George Alagiah has revealed the difficulties of living with a stoma while he was undergoing treatment for stage four bowel cancer.

The BBC News presenter was speaking on Conversation With George Alagiah: A Bowel Cancer UK Podcast, which he hosts.

He told his podcast guests Andrea Robson (stage two bowel cancer sufferer) and Lisa Allison (Robson’s stoma nurse), about managing the condition. The broadcaster previously underwent an ileostomy, where the small bowel is diverted through a stoma, an opening in the stomach. A special bag is placed over the stoma to collect waste products.

In the podcast, he said: “I used to find it difficult – I had a stoma but I didn’t look disabled, and I would be turning the key in a disabled loo in a motorway service station or something.

“And if there was a queue and somebody obviously disabled (was there), I used to feel guilty and feel like I needed to apologise and explain.
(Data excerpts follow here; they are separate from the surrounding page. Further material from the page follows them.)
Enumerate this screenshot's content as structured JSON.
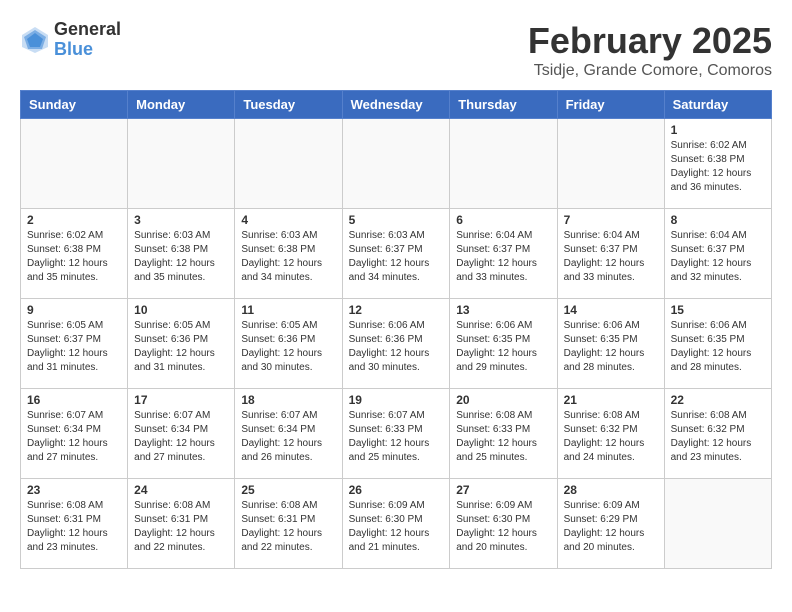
{
  "logo": {
    "general": "General",
    "blue": "Blue"
  },
  "title": "February 2025",
  "subtitle": "Tsidje, Grande Comore, Comoros",
  "days_of_week": [
    "Sunday",
    "Monday",
    "Tuesday",
    "Wednesday",
    "Thursday",
    "Friday",
    "Saturday"
  ],
  "weeks": [
    [
      {
        "day": "",
        "info": ""
      },
      {
        "day": "",
        "info": ""
      },
      {
        "day": "",
        "info": ""
      },
      {
        "day": "",
        "info": ""
      },
      {
        "day": "",
        "info": ""
      },
      {
        "day": "",
        "info": ""
      },
      {
        "day": "1",
        "info": "Sunrise: 6:02 AM\nSunset: 6:38 PM\nDaylight: 12 hours\nand 36 minutes."
      }
    ],
    [
      {
        "day": "2",
        "info": "Sunrise: 6:02 AM\nSunset: 6:38 PM\nDaylight: 12 hours\nand 35 minutes."
      },
      {
        "day": "3",
        "info": "Sunrise: 6:03 AM\nSunset: 6:38 PM\nDaylight: 12 hours\nand 35 minutes."
      },
      {
        "day": "4",
        "info": "Sunrise: 6:03 AM\nSunset: 6:38 PM\nDaylight: 12 hours\nand 34 minutes."
      },
      {
        "day": "5",
        "info": "Sunrise: 6:03 AM\nSunset: 6:37 PM\nDaylight: 12 hours\nand 34 minutes."
      },
      {
        "day": "6",
        "info": "Sunrise: 6:04 AM\nSunset: 6:37 PM\nDaylight: 12 hours\nand 33 minutes."
      },
      {
        "day": "7",
        "info": "Sunrise: 6:04 AM\nSunset: 6:37 PM\nDaylight: 12 hours\nand 33 minutes."
      },
      {
        "day": "8",
        "info": "Sunrise: 6:04 AM\nSunset: 6:37 PM\nDaylight: 12 hours\nand 32 minutes."
      }
    ],
    [
      {
        "day": "9",
        "info": "Sunrise: 6:05 AM\nSunset: 6:37 PM\nDaylight: 12 hours\nand 31 minutes."
      },
      {
        "day": "10",
        "info": "Sunrise: 6:05 AM\nSunset: 6:36 PM\nDaylight: 12 hours\nand 31 minutes."
      },
      {
        "day": "11",
        "info": "Sunrise: 6:05 AM\nSunset: 6:36 PM\nDaylight: 12 hours\nand 30 minutes."
      },
      {
        "day": "12",
        "info": "Sunrise: 6:06 AM\nSunset: 6:36 PM\nDaylight: 12 hours\nand 30 minutes."
      },
      {
        "day": "13",
        "info": "Sunrise: 6:06 AM\nSunset: 6:35 PM\nDaylight: 12 hours\nand 29 minutes."
      },
      {
        "day": "14",
        "info": "Sunrise: 6:06 AM\nSunset: 6:35 PM\nDaylight: 12 hours\nand 28 minutes."
      },
      {
        "day": "15",
        "info": "Sunrise: 6:06 AM\nSunset: 6:35 PM\nDaylight: 12 hours\nand 28 minutes."
      }
    ],
    [
      {
        "day": "16",
        "info": "Sunrise: 6:07 AM\nSunset: 6:34 PM\nDaylight: 12 hours\nand 27 minutes."
      },
      {
        "day": "17",
        "info": "Sunrise: 6:07 AM\nSunset: 6:34 PM\nDaylight: 12 hours\nand 27 minutes."
      },
      {
        "day": "18",
        "info": "Sunrise: 6:07 AM\nSunset: 6:34 PM\nDaylight: 12 hours\nand 26 minutes."
      },
      {
        "day": "19",
        "info": "Sunrise: 6:07 AM\nSunset: 6:33 PM\nDaylight: 12 hours\nand 25 minutes."
      },
      {
        "day": "20",
        "info": "Sunrise: 6:08 AM\nSunset: 6:33 PM\nDaylight: 12 hours\nand 25 minutes."
      },
      {
        "day": "21",
        "info": "Sunrise: 6:08 AM\nSunset: 6:32 PM\nDaylight: 12 hours\nand 24 minutes."
      },
      {
        "day": "22",
        "info": "Sunrise: 6:08 AM\nSunset: 6:32 PM\nDaylight: 12 hours\nand 23 minutes."
      }
    ],
    [
      {
        "day": "23",
        "info": "Sunrise: 6:08 AM\nSunset: 6:31 PM\nDaylight: 12 hours\nand 23 minutes."
      },
      {
        "day": "24",
        "info": "Sunrise: 6:08 AM\nSunset: 6:31 PM\nDaylight: 12 hours\nand 22 minutes."
      },
      {
        "day": "25",
        "info": "Sunrise: 6:08 AM\nSunset: 6:31 PM\nDaylight: 12 hours\nand 22 minutes."
      },
      {
        "day": "26",
        "info": "Sunrise: 6:09 AM\nSunset: 6:30 PM\nDaylight: 12 hours\nand 21 minutes."
      },
      {
        "day": "27",
        "info": "Sunrise: 6:09 AM\nSunset: 6:30 PM\nDaylight: 12 hours\nand 20 minutes."
      },
      {
        "day": "28",
        "info": "Sunrise: 6:09 AM\nSunset: 6:29 PM\nDaylight: 12 hours\nand 20 minutes."
      },
      {
        "day": "",
        "info": ""
      }
    ]
  ]
}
“The reason you need to go into a disabled loo is that you just need a little bit of space, to get the contents of your blue bag out and the sanitising equipment and so on.”

Alagiah no longer has the stoma after undergoing reversal treatment, but he has spoken for the first time about the impact it had on his life. He revealed his guilt at using a disabled toilet when he was not visibly disabled but was having to use the facilities due to a stoma bag attached to his stomach.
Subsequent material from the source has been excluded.